Susan: Well it’s a very hard adjustment for everyone involved. At the time Jim & I remarried, your happy, while you’re in that dating process, very selfish, very single minded, your not really thinking about all the ripple effects that it has. But then the adjustments are phenomenal. The boys father lost his sons! And we moved 350 miles away from him. On the other hand, the boys lost their father. And it was a very hard process for all of us – and to this day (20 years later) it’s still an adjustment that you really don’t think about at the time. And the girls and their mother. It’s very hard.

Jim: And through the years that we’ve been married, things have gotten better. I don’t know how we decided this, but one of the things we’ve done is we never tried to talk ugly or be negative about the other parent. There were times behind closed doors we’d tear it up, but never in front of the kids.

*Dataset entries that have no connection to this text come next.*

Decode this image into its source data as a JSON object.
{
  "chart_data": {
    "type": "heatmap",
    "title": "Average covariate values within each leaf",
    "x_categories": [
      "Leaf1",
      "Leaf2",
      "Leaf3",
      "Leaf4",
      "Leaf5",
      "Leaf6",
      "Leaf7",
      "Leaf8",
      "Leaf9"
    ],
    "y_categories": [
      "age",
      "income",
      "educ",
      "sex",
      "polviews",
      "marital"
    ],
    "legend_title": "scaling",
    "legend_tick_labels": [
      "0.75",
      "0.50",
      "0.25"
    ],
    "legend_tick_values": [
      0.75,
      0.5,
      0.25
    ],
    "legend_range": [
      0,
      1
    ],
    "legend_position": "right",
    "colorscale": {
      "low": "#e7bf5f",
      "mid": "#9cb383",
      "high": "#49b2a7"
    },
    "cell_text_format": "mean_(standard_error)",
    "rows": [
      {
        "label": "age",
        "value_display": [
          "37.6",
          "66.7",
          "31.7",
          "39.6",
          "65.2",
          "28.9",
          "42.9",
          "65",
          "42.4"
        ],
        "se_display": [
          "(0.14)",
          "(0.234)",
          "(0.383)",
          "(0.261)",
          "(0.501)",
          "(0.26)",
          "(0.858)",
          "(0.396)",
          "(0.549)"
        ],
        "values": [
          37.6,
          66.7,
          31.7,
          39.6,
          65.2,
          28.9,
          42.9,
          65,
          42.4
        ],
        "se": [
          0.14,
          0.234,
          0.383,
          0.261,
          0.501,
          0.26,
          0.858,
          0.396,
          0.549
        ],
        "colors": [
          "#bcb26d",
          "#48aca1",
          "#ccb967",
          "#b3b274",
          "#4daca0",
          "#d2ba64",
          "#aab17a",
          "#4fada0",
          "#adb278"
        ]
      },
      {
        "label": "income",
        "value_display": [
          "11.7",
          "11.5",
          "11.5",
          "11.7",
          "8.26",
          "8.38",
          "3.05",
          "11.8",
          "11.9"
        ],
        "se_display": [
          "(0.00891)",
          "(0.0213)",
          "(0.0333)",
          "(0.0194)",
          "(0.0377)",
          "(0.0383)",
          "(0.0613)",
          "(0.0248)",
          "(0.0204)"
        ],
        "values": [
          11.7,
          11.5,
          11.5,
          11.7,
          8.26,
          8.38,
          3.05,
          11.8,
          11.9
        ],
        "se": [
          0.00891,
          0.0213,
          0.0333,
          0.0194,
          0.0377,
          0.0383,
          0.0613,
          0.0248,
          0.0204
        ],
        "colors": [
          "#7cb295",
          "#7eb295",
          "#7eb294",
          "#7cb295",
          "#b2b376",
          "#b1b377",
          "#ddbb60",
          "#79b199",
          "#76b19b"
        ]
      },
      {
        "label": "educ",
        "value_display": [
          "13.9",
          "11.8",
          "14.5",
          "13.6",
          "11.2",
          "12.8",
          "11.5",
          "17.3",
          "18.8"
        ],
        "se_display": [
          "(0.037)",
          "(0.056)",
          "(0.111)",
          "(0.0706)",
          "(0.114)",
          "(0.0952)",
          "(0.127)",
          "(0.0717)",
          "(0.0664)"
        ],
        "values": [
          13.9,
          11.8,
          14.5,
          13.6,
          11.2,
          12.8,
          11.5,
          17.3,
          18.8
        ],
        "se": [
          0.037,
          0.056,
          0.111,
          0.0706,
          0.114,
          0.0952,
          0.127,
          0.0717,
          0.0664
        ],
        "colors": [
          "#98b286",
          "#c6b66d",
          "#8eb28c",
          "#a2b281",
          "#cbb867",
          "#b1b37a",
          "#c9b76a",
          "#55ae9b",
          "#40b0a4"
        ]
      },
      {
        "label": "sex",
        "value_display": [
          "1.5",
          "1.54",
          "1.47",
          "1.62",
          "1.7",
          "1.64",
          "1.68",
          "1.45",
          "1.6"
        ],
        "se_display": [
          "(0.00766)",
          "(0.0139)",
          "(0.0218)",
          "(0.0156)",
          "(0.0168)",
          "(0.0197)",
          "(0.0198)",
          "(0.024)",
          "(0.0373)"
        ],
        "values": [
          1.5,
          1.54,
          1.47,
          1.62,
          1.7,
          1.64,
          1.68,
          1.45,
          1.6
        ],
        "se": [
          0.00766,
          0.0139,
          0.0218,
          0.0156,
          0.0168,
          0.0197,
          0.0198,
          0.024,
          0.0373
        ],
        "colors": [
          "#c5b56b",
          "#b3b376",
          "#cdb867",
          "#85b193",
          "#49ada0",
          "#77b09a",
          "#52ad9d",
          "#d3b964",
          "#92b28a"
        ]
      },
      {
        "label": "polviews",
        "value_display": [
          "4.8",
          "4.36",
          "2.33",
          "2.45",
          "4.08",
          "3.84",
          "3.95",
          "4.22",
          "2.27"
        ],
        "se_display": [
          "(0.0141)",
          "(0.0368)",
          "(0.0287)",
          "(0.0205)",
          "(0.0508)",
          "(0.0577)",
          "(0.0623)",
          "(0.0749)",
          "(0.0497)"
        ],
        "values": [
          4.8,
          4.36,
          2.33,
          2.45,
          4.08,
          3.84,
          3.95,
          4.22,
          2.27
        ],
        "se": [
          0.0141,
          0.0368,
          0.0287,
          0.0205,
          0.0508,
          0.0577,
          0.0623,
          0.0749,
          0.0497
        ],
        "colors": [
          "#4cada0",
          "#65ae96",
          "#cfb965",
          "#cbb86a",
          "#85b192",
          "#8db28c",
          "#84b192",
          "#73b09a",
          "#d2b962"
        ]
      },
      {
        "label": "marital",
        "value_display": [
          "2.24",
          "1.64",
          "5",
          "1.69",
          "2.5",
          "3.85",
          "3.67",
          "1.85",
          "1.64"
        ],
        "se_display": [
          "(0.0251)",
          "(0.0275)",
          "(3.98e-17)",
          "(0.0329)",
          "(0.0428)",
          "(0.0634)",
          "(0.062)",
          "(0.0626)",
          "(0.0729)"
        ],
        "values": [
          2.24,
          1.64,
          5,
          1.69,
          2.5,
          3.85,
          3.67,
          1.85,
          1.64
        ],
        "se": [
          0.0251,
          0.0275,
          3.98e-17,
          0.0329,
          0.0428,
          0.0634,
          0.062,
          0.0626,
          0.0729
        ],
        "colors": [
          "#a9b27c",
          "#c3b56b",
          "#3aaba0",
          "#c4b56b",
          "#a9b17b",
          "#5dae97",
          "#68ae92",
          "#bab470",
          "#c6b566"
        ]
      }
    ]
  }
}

If I come out and really say what I feel about the ex, the son feels like I’m attacking his parent and that creates a wedge between me & my step son. We had issues – the oldest son was 4 when we remarried and he was probably the most difficult for me to blend that relationship. And I think that part of what Ron says in the book is you gotta take time, you can’t rush that, And there are so many little issues like that – discipline, when you’ve been raising your children and you discipline them one way and you blend a family, then you have different issues, different things to do – it’s a constant area that you’ve got to work on and be conscious of. A lot of times we would do something, then go behind closed doors and have to go back and say “I’m sorry”.

Susan: Oh yea there were many times the disagreements you have with children in a christian home, single marriage, you have terrible problems with raising children. It’s a difficult thing. It’s VERY difficult being a step parent. Yea, I can’t tell you how many times we went behind closed doors and I told Jim “I don’t agree with that”. Never did this in front of the children, never – in fact our children are now adults, beautiful children and we still, watch out what we say about their other parents.

Meier: Well I admire you two about that because that is actually quite rare. Ron has experienced that in his work. Many couples can’t put aside that bitterness for the sake of their children. In fact, you have a saying in your book “When two elephants fight, it’s the grass that suffers”.

Ron: When the elephants are fighting, they’re not aware of what’s going on with the grass. And unfortunately, the hurt, anger, bitterness, pain of the past, with the ex spouse relationship, becomes a barrier to the new relationships. And here the couple thinks it’s about them. And the truth is, it is about them but it’s also about parenting & step parenting. It is also about dealing between households with an ex spouse. It is all of that wrapped up in to one. Again, most couples intuitively know that there’s going to be some challenges but they don’t really know how to navigate all that complexity. And that’s what gets them in trouble.